# Cartel "Gas Pedal"



## LoEdge (Jan 27, 2011)

Just received the Cartels in the mail and I'm reading the booklet the comes with them, say something about gas pedal adjustments under the toe, can anyone provide additional information on that, thank you.


----------



## BigmountainVMD (Oct 9, 2011)

If you look at the base of the binding, the part that goes under the toe can be moved in and out via a sliding mechanism underneath the padding (looking at the part of the base that contacts the snowboard). Adjust it so that the padding is in full contact with your boot toe when strapped in. If it is moved out too far, you will have less toe contact and less responsive toe side turns.


----------



## LoEdge (Jan 27, 2011)

BigmountainVMD said:


> If you look at the base of the binding, the part that goes under the toe can be moved in and out via a sliding mechanism underneath the padding (looking at the part of the base that contacts the snowboard). Adjust it so that the padding is in full contact with your boot toe when strapped in. If it is moved out too far, you will have less toe contact and less responsive toe side turns.[/QUOT
> 
> Awesome, thank you.


----------



## Easto (Feb 25, 2012)

Does anyone have a link with a more detailed manual about the Cartels?

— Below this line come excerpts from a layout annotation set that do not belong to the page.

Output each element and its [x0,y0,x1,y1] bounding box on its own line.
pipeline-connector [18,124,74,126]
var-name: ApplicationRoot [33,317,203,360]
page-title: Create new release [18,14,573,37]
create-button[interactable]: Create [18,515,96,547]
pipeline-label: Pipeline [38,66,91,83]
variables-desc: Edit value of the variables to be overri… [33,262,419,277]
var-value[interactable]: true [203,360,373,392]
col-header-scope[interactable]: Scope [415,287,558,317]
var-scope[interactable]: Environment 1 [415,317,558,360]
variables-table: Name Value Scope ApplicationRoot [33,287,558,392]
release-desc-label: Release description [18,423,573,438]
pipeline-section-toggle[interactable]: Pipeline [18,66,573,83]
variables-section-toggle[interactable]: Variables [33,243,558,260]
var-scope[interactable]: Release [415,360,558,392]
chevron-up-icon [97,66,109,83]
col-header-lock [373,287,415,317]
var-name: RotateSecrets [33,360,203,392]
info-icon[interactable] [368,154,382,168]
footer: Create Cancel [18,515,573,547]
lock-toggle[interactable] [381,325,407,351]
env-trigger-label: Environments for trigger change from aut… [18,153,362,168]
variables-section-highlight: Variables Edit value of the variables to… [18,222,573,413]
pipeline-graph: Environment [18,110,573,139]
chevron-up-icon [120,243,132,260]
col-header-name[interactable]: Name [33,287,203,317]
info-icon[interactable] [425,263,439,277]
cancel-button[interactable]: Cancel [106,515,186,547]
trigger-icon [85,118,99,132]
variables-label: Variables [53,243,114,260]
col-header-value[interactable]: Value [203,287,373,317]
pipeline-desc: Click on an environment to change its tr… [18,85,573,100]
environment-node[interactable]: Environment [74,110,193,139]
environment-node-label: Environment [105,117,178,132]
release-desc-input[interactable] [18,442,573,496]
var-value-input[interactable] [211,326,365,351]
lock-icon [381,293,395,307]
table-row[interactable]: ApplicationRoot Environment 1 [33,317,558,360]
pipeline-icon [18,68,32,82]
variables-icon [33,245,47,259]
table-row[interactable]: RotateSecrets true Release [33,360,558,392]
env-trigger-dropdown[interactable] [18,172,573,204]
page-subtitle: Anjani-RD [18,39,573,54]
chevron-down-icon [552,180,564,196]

I have some 2012 Cartels and the book that comes with it is pretty vague


----------



## krankedmusic (Nov 15, 2012)

Easto said:


> Does anyone have a link with a more detailed manual about the Cartels?
> 
> I have some 2012 Cartels and the book that comes with it is pretty vague


How to Adjust Burton Bindings | eHow.com

there is a plastic clip in the front of the gas pedal. you have to pop it out with a flathead screwdriver, then underneath squeeze the plastic part and slide. now don't forget to put the plastic clip back.
the customs don't have adjustable pedals, thiers only snaps into place underneath. it only can be in one position. that's one of the upgrades of the mission and cartel.


----------



## Easto (Feb 25, 2012)

https://www.youtube.com/watch?v=ySSL1WtGu7U

This video was actually really good.


----------